The same would happen pretty trivially with a forking server that uses a process-space write-back cache.
This is because the spec when the spec says: "All write commands (that includes NBD_CMD_WRITE, and NBD_CMD_TRIM) that the server completes (i.e. replies to) prior to processing to a NBD_CMD_FLUSH MUST be written to non-volatile storage prior to replying to that NBD_CMD_FLUSH." what it currently means is actually "All write commands (that includes NBD_CMD_WRITE, and NBD_CMD_TRIM) ***ASSOCIATED WITH THAT CLIENT*** that the server completes (i.e. replies to) prior to processing to a NBD_CMD_FLUSH MUST be written to non-volatile storage prior to replying to that NBD_CMD_FLUSH".
So what we would need the spec to mean is "All write commands (that includes NBD_CMD_WRITE, and NBD_CMD_TRIM) ***ASSOCIATED WITH ANY CHANNEL OF THAT CLIENT*** that the server completes (i.e. replies to) prior to processing to a NBD_CMD_FLUSH MUST be written to non-volatile storage prior to replying to that NBD_CMD_FLUSH". And as we have no way to associate different channels of the same client, for servers that can't rely on the OS to synchronise flushing across different clients relating to the same file, in practice that means "All write commands (that includes NBD_CMD_WRITE, and NBD_CMD_TRIM) ***ASSOCIATED WITH ANY CLIENT AT ALL*** that the server completes (i.e. replies to) prior to processing to a NBD_CMD_FLUSH MUST be written to non-volatile storage prior to replying to that NBD_CMD_FLUSH" - i.e. a flush on any channel of any client must flush every channel of every client, because we have no easy way to tell which clients are in fact two channels. I have concerns over the scalability of this.

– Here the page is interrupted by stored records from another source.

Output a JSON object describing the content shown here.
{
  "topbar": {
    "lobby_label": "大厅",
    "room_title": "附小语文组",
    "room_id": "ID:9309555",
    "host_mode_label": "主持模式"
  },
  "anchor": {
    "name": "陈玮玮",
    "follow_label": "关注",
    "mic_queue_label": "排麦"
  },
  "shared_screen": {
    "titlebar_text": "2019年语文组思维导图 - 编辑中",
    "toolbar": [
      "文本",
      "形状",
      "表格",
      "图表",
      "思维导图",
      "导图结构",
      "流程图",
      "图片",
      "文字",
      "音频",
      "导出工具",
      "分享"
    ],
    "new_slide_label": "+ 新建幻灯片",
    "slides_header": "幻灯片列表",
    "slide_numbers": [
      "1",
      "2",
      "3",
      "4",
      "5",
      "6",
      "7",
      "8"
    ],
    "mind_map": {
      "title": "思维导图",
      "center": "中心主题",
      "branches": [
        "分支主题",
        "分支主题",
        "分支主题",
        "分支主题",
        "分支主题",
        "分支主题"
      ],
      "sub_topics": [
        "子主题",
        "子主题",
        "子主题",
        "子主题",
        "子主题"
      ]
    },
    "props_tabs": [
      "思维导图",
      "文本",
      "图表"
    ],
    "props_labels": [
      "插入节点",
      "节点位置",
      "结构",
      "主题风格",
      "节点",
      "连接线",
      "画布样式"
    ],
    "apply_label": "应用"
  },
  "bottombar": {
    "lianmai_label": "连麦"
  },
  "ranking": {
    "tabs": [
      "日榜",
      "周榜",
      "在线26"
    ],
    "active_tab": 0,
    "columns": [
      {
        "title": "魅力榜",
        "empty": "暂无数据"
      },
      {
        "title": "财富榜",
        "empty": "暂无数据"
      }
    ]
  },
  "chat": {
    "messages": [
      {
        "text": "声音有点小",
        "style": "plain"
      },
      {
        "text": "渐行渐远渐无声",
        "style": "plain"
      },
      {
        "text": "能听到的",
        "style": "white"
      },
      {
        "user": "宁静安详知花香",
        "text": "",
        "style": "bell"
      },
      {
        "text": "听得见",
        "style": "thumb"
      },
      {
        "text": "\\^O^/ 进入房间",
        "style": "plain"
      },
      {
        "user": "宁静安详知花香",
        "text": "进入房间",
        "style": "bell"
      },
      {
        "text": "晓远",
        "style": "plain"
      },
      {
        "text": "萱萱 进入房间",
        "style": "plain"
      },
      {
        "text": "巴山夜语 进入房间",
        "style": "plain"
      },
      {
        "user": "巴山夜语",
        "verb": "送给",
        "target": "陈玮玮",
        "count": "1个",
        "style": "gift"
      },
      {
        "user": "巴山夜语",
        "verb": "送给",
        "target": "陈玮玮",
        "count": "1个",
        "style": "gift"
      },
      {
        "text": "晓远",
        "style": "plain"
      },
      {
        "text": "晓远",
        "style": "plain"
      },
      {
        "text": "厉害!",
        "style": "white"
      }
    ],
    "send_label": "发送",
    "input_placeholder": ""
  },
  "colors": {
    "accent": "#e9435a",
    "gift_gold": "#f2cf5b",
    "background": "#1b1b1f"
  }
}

Now, in the reference server, NBD_CMD_FLUSH is implemented through an fdatasync(). Each client (and therefore each channel) runs in a different process.
Earlier in this thread, someone suggested that if this happens:
Process A Process B
then the fdatasync() is guaranteed to sync the write that Process A has written. This may or may not be the case under Linux (wiser minds than me will know). Is it guaranteed to be the case with (e.g.) the file on NFS? On all POSIX platforms?
Looking at https://urldefense.proofpoint.com/v2/url?u=http-3A__pubs.opengroup.org_onlinepubs_009695399_functions_fdatasync.html&d=DQIFAg&c=5VD0RTtNlTh3ycd41b3MUw&r=sDzg6MvHymKOUgI8SFIm4Q&m=CrKTswZ5fz5tdtZvA9rerZHXb8O8O57LSOjNJN1ejms&s=bkOpj64mHN60JXapJ62GJe0Qtzp-ZWwVn91kXmJ247M&e= I'd say it was a little ambiguous as to whether it will ALWAYS flush all data associated with the file even if it is being written by a different process (and a different FD).
If fdatasync() is always guaranteed to flush data associated with writes by a different process (and separately opened fd), then as it happens there won't be a problem on the reference server, just on servers that don't happen to use fdatasync() or similar to implement flushes, and which don't maintain their own caches. If fdatasync() is not so guaranteed, we have a problem with the reference server too, at least on some platforms and fling systems.
What I'm therefore asking for is either:
a) that the server can say 'if you are multichannel, you will need to send flush on each channel' (best); OR
b) that the server can say 'don't go multichannel'
as part of the negotiation stage. Of course as this is dependent on the backend, this is going to be something that is per-target (i.e. needs to come as a transmission flag or similar).